KDIGO recommends a bundle of kidney-protective measures in patients at increased AKI risk. BigpAK-2 provides randomized evidence that applying a KDIGO-based bundle, when triggered by urinary tubular stress biomarkers, reduces progression to moderate or severe AKI after major surgery. This trial supports integrating biomarker-guided risk stratification into perioperative pathways where biomarkers and implementation capacity exist.
Next steps and research priorities
Priority areas include:
– Reporting and analysis of longer-term renal and patient-centred outcomes (RRT, mortality, CKD progression, quality of life) to establish durable benefit.
– Cost-effectiveness and health-economics analyses to determine the value of biomarker-guided prevention compared with universal application of bundles or usual care.
– Implementation research to evaluate scalability, clinician adherence, training needs, and barriers across diverse healthcare systems.

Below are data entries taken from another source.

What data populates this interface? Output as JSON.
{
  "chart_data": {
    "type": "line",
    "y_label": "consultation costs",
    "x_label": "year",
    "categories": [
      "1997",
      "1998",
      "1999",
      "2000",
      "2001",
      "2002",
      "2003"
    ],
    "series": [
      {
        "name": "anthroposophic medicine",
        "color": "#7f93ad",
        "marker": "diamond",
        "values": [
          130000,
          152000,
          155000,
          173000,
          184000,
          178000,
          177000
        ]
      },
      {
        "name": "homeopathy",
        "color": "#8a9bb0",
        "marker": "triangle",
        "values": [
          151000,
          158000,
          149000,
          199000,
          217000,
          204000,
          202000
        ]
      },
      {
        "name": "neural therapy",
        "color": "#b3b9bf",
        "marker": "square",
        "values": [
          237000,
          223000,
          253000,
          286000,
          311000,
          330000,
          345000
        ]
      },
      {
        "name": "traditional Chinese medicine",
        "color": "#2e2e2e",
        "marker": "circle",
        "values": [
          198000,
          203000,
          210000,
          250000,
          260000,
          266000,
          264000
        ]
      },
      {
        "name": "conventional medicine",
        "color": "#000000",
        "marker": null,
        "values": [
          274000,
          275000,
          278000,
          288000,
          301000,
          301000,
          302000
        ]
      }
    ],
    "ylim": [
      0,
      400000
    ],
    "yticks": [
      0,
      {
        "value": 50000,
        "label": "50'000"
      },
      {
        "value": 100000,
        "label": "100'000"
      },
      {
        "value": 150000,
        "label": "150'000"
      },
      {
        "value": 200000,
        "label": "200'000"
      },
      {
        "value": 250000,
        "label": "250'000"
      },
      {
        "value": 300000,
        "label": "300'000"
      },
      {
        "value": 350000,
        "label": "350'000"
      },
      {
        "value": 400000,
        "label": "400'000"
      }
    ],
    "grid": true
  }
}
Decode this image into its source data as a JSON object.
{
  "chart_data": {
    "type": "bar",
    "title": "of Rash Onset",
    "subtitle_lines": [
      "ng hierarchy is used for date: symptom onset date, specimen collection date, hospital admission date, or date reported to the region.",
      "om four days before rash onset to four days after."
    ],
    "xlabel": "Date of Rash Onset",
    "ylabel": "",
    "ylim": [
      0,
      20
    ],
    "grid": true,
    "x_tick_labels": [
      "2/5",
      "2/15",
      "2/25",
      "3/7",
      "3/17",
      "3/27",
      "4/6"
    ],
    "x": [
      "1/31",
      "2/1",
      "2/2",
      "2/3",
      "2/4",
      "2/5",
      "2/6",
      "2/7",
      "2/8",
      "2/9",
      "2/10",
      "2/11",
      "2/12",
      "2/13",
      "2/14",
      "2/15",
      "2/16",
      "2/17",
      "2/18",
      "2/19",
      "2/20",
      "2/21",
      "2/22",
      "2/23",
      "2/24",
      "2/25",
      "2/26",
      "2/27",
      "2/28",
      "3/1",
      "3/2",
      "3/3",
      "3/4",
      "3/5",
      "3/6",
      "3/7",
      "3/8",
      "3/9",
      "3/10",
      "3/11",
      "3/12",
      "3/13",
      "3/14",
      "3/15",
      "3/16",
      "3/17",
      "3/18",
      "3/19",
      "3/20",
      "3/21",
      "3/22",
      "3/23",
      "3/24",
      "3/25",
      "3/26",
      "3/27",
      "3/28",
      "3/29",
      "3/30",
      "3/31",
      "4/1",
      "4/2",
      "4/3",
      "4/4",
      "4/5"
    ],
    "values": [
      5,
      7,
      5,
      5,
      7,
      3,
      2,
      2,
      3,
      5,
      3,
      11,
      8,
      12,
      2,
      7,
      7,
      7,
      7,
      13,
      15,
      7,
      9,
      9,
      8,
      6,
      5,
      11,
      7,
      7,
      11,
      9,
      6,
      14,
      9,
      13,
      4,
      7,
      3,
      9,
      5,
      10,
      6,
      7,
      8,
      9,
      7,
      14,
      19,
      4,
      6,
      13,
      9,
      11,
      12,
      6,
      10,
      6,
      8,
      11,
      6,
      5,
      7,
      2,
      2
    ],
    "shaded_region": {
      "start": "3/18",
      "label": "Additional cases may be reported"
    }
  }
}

– Head-to-head studies of different biomarker strategies or bundles, and subgroup analyses to identify which surgical populations derive the greatest absolute benefit.
Conclusion
In a large, randomized, multinational trial, a biomarker-triggered preventive care bundle based on KDIGO recommendations reduced the incidence of moderate or severe AKI within 72 hours after major surgery without increasing adverse events. These findings support precision prevention—using urinary tubular stress biomarkers to target intensive perioperative kidney-protective measures to patients most likely to benefit. Broader adoption will depend on local availability of biomarkers and resources for haemodynamic monitoring, and on further data about longer-term outcomes and cost-effectiveness.
Funding and trial registration
The BigpAK-2 trial was funded by BioMérieux. ClinicalTrials.gov identifier: NCT04647396.
References
1) Zarbock A, Ostermann M, Forni L, et al.; BigpAK-2 study group. A preventive care strategy to reduce moderate or severe acute kidney injury after major surgery (BigpAK-2); a multinational, randomised clinical trial. Lancet. 2025 Nov 13:S0140-6736(25)01717-9. doi: 10.1016/S0140-6736(25)01717-9. Epub ahead of print. PMID: 41242333.
2) Kidney Disease: Improving Global Outcomes (KDIGO) AKI Work Group. KDIGO Clinical Practice Guideline for Acute Kidney Injury. Kidney Int Suppl. 2012;2(1):1–138.
(Readers should consult the full Lancet publication for complete methods, secondary outcomes, subgroup analyses, and author disclosures.)